The File Transfer Protocol (FTP) is one of the original internet protocols used for the transfer of large files. The modern internet has a number of tools to transfer files such as email attachments and various transfer websites, but those methods have their limitations. FTP, with added security such as that offered in SFTP and FTPS, is still one of the best tools for transferring files. But, to use it, you’ll have to set up an SFTP server. Here’s our top list of the 10 best SFTP servers out there.
A primer: FTP vs FTPS vs SFTP
These terms all vary by one letter, but that letter is important.
FTP File Transfer Protocol: The original protocol and its major limitation is that it sends logins and data unencrypted. Login information, as well as the file itself, are sent “in the clear” in plain text that an observer can see.
FTPS File Transfer Protocol Secure (also known as FTPES): This is secure FTP, where the S in this case represents Transport Layer Security (TLS) encryption. This is essentially a basic FTP server that knows how to negotiate an encrypted TLS tunnel to transfer data through.
SFTP Secure File Transfer Protocol: This is also secure FTP, but in this case the S represents Secure SHell (SSH). This isn’t really an FTP server at all. Rather, it is an SSH server that understands FTP commands. Login information and files are transferred encrypted via SSH. To make matters even more confusing, the original intention of the abbreviation SFTP was Simple File Transfer Protocol defined by RFC 913, but has been relegated to “Historic” status and no longer used.

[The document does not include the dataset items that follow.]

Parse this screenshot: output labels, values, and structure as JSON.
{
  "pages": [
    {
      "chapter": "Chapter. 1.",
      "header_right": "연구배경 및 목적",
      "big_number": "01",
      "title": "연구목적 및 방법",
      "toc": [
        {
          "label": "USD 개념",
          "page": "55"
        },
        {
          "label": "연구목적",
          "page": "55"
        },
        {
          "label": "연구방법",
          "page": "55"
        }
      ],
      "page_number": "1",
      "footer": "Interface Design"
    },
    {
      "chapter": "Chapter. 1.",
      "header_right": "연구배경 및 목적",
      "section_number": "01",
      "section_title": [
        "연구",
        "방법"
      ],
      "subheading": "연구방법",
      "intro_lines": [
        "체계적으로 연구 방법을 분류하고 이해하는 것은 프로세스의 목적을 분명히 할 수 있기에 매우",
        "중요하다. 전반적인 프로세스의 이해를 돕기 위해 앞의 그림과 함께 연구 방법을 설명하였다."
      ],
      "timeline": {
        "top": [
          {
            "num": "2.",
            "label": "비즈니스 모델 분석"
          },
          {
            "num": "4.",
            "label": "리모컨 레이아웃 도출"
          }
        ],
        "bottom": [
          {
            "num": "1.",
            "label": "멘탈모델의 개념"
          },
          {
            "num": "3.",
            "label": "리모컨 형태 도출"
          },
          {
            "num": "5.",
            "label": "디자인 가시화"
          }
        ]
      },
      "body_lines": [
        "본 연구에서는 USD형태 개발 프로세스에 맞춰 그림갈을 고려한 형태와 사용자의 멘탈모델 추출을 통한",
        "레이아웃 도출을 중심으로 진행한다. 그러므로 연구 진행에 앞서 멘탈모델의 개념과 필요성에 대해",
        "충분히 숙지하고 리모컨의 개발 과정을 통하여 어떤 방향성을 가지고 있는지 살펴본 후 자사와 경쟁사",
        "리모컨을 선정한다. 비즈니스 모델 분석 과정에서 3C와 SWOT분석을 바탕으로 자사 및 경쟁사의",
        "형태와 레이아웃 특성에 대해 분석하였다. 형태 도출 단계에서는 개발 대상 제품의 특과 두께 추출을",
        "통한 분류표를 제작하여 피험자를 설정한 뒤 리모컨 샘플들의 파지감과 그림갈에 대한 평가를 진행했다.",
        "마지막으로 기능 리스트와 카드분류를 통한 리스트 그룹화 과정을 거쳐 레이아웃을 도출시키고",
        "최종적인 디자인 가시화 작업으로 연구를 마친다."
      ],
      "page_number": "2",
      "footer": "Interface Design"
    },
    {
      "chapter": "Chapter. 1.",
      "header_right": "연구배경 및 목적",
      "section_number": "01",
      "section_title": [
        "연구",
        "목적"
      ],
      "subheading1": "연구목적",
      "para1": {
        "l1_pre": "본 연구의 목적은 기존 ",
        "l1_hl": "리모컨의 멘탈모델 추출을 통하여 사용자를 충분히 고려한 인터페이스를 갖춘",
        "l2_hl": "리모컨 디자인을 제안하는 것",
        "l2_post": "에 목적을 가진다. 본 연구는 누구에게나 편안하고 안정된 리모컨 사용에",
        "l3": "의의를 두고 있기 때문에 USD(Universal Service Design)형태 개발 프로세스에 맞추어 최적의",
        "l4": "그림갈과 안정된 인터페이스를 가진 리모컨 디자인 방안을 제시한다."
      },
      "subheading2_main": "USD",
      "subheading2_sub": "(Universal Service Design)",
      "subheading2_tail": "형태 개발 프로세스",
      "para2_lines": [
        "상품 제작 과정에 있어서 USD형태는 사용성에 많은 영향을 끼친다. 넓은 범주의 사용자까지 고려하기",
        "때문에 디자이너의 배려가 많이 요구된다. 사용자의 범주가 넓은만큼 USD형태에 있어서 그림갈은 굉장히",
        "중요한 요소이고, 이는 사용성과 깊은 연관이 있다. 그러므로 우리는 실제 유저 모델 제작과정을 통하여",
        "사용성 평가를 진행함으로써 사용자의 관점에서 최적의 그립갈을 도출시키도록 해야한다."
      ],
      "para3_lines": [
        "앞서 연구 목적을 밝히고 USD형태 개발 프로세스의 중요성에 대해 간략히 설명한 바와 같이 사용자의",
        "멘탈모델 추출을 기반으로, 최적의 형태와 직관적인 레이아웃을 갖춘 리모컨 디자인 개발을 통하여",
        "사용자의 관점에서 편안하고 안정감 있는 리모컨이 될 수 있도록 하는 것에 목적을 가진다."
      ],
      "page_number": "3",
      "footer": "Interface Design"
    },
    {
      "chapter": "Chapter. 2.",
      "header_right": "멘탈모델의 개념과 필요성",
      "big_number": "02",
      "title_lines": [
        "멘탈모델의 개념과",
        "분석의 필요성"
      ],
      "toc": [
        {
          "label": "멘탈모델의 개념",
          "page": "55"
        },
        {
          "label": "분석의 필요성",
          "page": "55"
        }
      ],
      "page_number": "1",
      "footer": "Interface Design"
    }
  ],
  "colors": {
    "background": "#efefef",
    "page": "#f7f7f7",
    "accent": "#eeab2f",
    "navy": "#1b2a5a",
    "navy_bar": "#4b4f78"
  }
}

SCP Secure Copy: This is not an FTP protocol, but it is widely used to securely transfer files, so it bears mentioning here. SCP is a very simple file copy from one machine to another using the SSH protocol. The FTP protocols have a wide range of file management abilities that SCP does not.
Confusingly, a GUI utility that implements the SSH File Transfer Protocol is termed an SFTP client although it can also be an SFTP server. The SFTP client designation signifies that this piece of software initiates connections. It is also called a server because it is usually part of the file server where backup configurations are stored.
SCP is just a copy function. SFTP is has its own environment. It allows you to move files on the remote system, change directory and even create directories on the remote host. Both SFTP and SCP use the same security procedures to enforce user authentication and protect transmissions with encryption over the connection. However, SFTP gives the user muh more access to functions to manipulate the operating system. You would be more likely to use SCP for straightforward file transfers.
As both systems require user authentication, there is a risk if you put either into a batch job, because you would have to supply a username and password in the call to the command. However, you could limit the potential that anyone discovering the user account on the remote system by creating a restricted access user account for that computer, which prevented anyone accessing that account from getting out into any other directory other than the account’s home directory. However, this strategy would negate many of the functions that provide SFTP with its advantages. A secure transfer to a remote host carries less risk if it is carried out with SCP, because there is no command language incorporated into that protocol. SFTP is more suitable for use by a systems administrator performing interactive manual tasks and transfer on a remote computer.
Titan SFTP Server
Titan SFTP Server supports regular FTP, as well as FTPS and SFTP. It is HIPAA compliant, which makes it ideal for use in hospitals and government agencies across the globe. It runs on Windows Server 2008 and Windows Server 2012.
In addition to simply providing file transfer services, Titan SFTP server bundles some security measures which can defend against brute-force attempts, and full auditing capabilities so system administrators know what is happening on their servers.
Account management can be tied into Windows NT/SAM authentication in the Enterprise Version, and fine-grained account management such as automatic account expiry is included.
Titan offers a 20-day trial of its SFTP server.